Mengapa Identitasnya Sulit Dibuktikan?

Satoshi sangat menjaga privasinya. Ia berkomunikasi melalui email dan forum internet menggunakan nama samaran.

Sekitar tahun 2010–2011, Satoshi perlahan mengurangi aktivitas publik dan kemudian menghilang dari komunitas Bitcoin.

Sejak saat itu, tidak ada komunikasi yang dapat diverifikasi secara meyakinkan berasal dari Satoshi Nakamoto.

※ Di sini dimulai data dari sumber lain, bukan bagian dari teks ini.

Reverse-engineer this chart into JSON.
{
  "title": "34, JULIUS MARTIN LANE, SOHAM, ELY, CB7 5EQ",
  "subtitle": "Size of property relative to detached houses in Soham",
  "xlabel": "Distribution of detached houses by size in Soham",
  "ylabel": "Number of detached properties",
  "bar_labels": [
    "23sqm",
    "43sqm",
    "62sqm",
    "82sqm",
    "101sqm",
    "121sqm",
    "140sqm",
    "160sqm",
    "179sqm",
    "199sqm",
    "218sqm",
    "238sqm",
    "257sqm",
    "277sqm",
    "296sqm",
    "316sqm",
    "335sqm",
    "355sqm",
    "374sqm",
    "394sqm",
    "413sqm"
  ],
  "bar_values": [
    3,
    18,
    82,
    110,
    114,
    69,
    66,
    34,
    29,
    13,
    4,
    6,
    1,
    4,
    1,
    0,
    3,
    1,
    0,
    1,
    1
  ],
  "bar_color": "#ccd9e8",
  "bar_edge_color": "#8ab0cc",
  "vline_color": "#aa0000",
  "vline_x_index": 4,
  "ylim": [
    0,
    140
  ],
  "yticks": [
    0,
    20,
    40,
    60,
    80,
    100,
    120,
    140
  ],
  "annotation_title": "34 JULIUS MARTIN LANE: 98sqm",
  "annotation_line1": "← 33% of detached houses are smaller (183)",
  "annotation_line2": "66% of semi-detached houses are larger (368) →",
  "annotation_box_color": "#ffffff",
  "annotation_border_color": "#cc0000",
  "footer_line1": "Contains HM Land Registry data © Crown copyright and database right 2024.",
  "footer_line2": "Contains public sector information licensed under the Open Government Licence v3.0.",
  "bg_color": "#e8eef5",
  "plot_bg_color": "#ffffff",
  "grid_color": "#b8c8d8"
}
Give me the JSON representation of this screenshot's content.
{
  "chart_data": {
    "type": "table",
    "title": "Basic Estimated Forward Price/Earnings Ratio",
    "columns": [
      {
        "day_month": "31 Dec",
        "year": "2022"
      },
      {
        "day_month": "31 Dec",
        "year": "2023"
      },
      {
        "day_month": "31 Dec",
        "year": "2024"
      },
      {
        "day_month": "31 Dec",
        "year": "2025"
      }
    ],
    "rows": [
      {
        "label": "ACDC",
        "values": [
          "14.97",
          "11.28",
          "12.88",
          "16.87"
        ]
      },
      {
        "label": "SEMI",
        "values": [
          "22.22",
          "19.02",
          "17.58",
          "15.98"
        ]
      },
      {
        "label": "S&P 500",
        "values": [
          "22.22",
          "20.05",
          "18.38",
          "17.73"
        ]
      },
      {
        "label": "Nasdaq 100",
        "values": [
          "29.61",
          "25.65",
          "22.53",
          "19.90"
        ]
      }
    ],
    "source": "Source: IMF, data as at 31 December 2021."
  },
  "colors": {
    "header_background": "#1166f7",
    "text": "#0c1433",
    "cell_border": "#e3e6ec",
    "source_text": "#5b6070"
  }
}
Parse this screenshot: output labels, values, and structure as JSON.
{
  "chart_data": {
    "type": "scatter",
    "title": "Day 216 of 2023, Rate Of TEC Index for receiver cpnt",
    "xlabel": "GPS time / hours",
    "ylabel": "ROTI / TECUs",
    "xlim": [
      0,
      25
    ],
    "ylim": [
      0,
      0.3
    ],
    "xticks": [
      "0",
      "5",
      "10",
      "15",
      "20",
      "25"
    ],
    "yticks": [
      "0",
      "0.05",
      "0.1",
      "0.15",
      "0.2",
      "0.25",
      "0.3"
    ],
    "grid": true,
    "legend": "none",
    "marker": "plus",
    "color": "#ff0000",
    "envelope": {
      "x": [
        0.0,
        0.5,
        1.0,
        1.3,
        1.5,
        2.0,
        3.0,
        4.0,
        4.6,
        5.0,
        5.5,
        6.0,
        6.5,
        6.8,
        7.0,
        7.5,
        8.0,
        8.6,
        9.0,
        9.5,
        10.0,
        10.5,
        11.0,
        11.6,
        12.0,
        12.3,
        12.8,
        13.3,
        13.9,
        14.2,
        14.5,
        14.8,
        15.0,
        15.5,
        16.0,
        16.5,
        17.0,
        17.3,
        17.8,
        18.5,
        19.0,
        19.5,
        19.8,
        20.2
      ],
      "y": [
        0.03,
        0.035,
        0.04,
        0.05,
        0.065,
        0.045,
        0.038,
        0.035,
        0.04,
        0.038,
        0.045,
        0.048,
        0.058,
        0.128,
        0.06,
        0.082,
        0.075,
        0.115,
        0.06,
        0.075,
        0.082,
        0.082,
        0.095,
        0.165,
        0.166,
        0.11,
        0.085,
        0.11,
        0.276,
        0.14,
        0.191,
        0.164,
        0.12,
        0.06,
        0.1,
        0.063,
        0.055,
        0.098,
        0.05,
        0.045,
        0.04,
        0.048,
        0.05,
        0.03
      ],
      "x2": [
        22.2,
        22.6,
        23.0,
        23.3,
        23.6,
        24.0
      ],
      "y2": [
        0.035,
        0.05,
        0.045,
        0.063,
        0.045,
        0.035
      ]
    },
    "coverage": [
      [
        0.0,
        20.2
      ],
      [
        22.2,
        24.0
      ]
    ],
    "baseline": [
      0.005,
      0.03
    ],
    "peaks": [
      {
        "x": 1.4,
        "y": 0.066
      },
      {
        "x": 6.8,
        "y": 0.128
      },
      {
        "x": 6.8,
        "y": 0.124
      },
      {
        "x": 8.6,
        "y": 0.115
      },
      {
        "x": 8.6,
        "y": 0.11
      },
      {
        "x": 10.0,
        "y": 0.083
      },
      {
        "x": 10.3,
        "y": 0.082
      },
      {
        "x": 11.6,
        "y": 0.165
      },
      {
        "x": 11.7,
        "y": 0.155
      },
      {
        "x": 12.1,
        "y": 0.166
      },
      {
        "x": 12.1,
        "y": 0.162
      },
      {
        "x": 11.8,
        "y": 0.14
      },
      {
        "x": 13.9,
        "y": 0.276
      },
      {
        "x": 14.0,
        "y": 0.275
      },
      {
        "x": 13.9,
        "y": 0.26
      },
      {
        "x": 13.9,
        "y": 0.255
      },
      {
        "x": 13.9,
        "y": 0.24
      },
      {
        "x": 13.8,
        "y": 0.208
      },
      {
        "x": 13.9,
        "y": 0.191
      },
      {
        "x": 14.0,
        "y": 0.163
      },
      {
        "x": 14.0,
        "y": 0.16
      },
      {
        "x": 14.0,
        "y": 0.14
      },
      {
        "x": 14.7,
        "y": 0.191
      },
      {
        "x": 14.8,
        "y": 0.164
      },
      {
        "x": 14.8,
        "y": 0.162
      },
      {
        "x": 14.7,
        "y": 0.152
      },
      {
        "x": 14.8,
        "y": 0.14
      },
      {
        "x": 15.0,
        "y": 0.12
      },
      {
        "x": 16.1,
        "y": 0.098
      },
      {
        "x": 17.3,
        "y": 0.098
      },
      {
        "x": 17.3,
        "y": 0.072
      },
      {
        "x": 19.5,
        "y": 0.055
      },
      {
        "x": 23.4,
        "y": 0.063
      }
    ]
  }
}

Apakah Satoshi Masih Memiliki Bitcoin?

Berdasarkan analisis blockchain yang banyak dirujuk komunitas Bitcoin, Satoshi diperkirakan menambang sekitar 1 juta BTC pada masa awal jaringan.

Bitcoin-bitcoin tersebut sebagian besar tidak pernah dipindahkan.

Namun angka tersebut merupakan estimasi komunitas berdasarkan pola penambangan awal dan tidak pernah dikonfirmasi langsung oleh Satoshi.

Siapa Saja yang Pernah Diduga Sebagai Satoshi?

Sejumlah nama pernah disebut-sebut oleh peneliti, jurnalis, dan komunitas kripto, antara lain:

  • Hal Finney

  • Nick Szabo

  • Adam Back

  • Craig Wright

Namun hingga kini tidak ada bukti yang diakui secara luas oleh komunitas, akademisi, maupun industri yang secara definitif membuktikan salah satu dari mereka adalah Satoshi Nakamoto.

Mengapa Penemuan Bitcoin Dianggap Penting?

Sebelum Bitcoin, banyak upaya membuat uang digital yang tidak bergantung pada otoritas pusat mengalami kesulitan menyelesaikan masalah yang dikenal sebagai “double spending” atau pengeluaran ganda.

Bitcoin menggabungkan beberapa teknologi yang sudah ada sebelumnya, seperti:

  • kriptografi kunci publik,

  • jaringan peer-to-peer,

  • proof-of-work,

  • blockchain.

Kombinasi tersebut menghasilkan sistem yang memungkinkan aset digital dipindahkan dan diverifikasi tanpa bank sentral atau pengelola tunggal.